Commissarissen, toezichthouders en niet-uitvoerende bestuurders mogen maximaal vijf functies hebben bij ‘grote rechtspersonen’ als commissaris, toezichthouder of niet-uitvoerend bestuurder (bij een one-tier board). Een voorzitterschap telt hierbij dubbel.

Bestuurders mogen maximaal twee functies hebben als commissaris of toezichthouder bij andere grote rechtspersonen buiten de groep.

Als een bestuurder voorzitter is van een Raad van Commissarissen, Raad van Toezicht of van een ‘one-tier board’ mag deze geen functie hebben als commissaris of toezichthouder bij andere grote rechtspersonen buiten de groep.

Sanctie
Een benoeming in strijd met de regeling is nietig, wat tot gevolg heeft dat de betrokken bestuurder of toezichthouder niet benoemd is. Dat kan verstrekkende gevolgen hebben, zowel voor de betrokken persoon als voor de organisatie.

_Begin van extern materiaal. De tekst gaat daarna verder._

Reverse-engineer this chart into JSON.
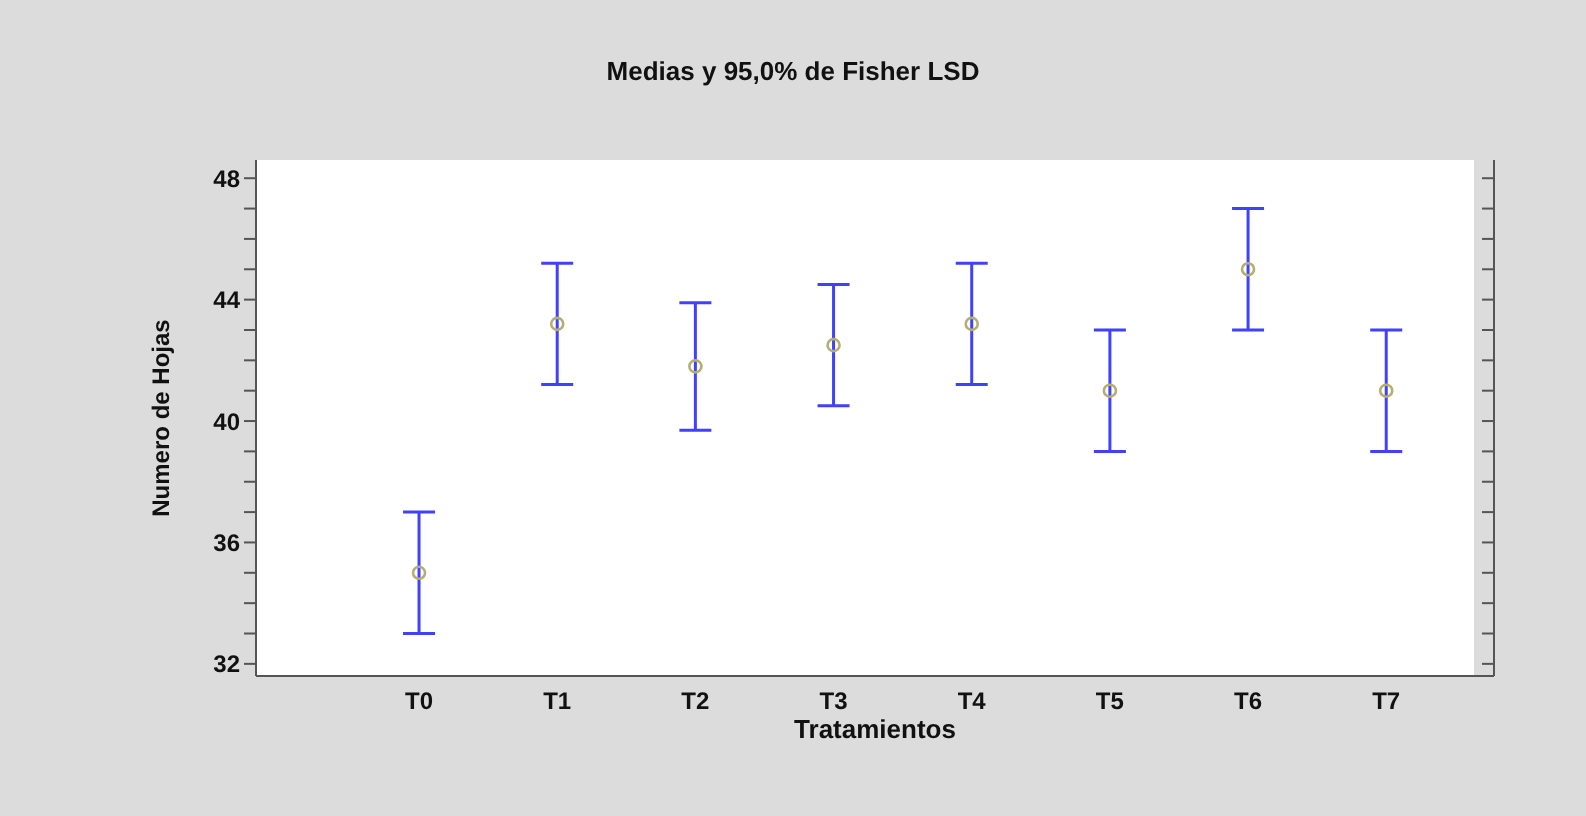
{
  "chart_data": {
    "type": "scatter",
    "title": "Medias y 95,0% de Fisher LSD",
    "xlabel": "Tratamientos",
    "ylabel": "Numero de Hojas",
    "categories": [
      "T0",
      "T1",
      "T2",
      "T3",
      "T4",
      "T5",
      "T6",
      "T7"
    ],
    "values": [
      35.0,
      43.2,
      41.8,
      42.5,
      43.2,
      41.0,
      45.0,
      41.0
    ],
    "errors": [
      2.0,
      2.0,
      2.1,
      2.0,
      2.0,
      2.0,
      2.0,
      2.0
    ],
    "color": "#b5ae72",
    "marker": "circle",
    "ylim": [
      31.6,
      48.6
    ],
    "yticks": [
      32,
      {
        "value": 33,
        "label": null
      },
      {
        "value": 34,
        "label": null
      },
      {
        "value": 35,
        "label": null
      },
      36,
      {
        "value": 37,
        "label": null
      },
      {
        "value": 38,
        "label": null
      },
      {
        "value": 39,
        "label": null
      },
      40,
      {
        "value": 41,
        "label": null
      },
      {
        "value": 42,
        "label": null
      },
      {
        "value": 43,
        "label": null
      },
      44,
      {
        "value": 45,
        "label": null
      },
      {
        "value": 46,
        "label": null
      },
      {
        "value": 47,
        "label": null
      },
      48
    ]
  }
}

Op één punt worden deze gevolgen beperkt: de nietigheid van de benoeming heeft geen gevolgen voor de rechtsgeldigheid van de besluitvorming waaraan de betrokken persoon heeft deelgenomen.

Het is dus zaak om nauwkeurig bij te houden hoeveel functies de bestuurders en toezichthouders bij andere organisaties hebben.

Evenwichtige verdeling van zetels over vrouwen en mannen
Een ander bepaling die in boek 2 van het BW is ingevoerd op grond van de WBT is de regeling dat de zetels van het bestuur en de raad van commissarissen evenwichtig over mannen en vrouwen moet worden verdeeld. Bij een evenwichtige verdeling wordt ten minste 30% van de zetels bezet door vrouwen en ten minste 30% door mannen.

De regeling is van toepassing op de ‘grote’ NV en BV.

Sanctie
De regeling is een richtlijn en er staat geen sanctie op. Vennootschappen die onder het bereik van de regeling vallen maar daar niet aan voldoen, moeten in hun jaarverslag uitleggen waarom de zetels niet evenwichtig verdeeld zijn, op welke wijze getracht is tot een evenredige verdeling te komen en welke maatregelen genomen worden om alsnog hieraan te voldoen.

De regeling vervalt op 1 januari 2016; het kabinet kan bepalen of er aanleiding is voor verlenging van de regeling.

Deze bijdrage is eerder gepubliceerd in Nieuwsbrief GCN november 2015.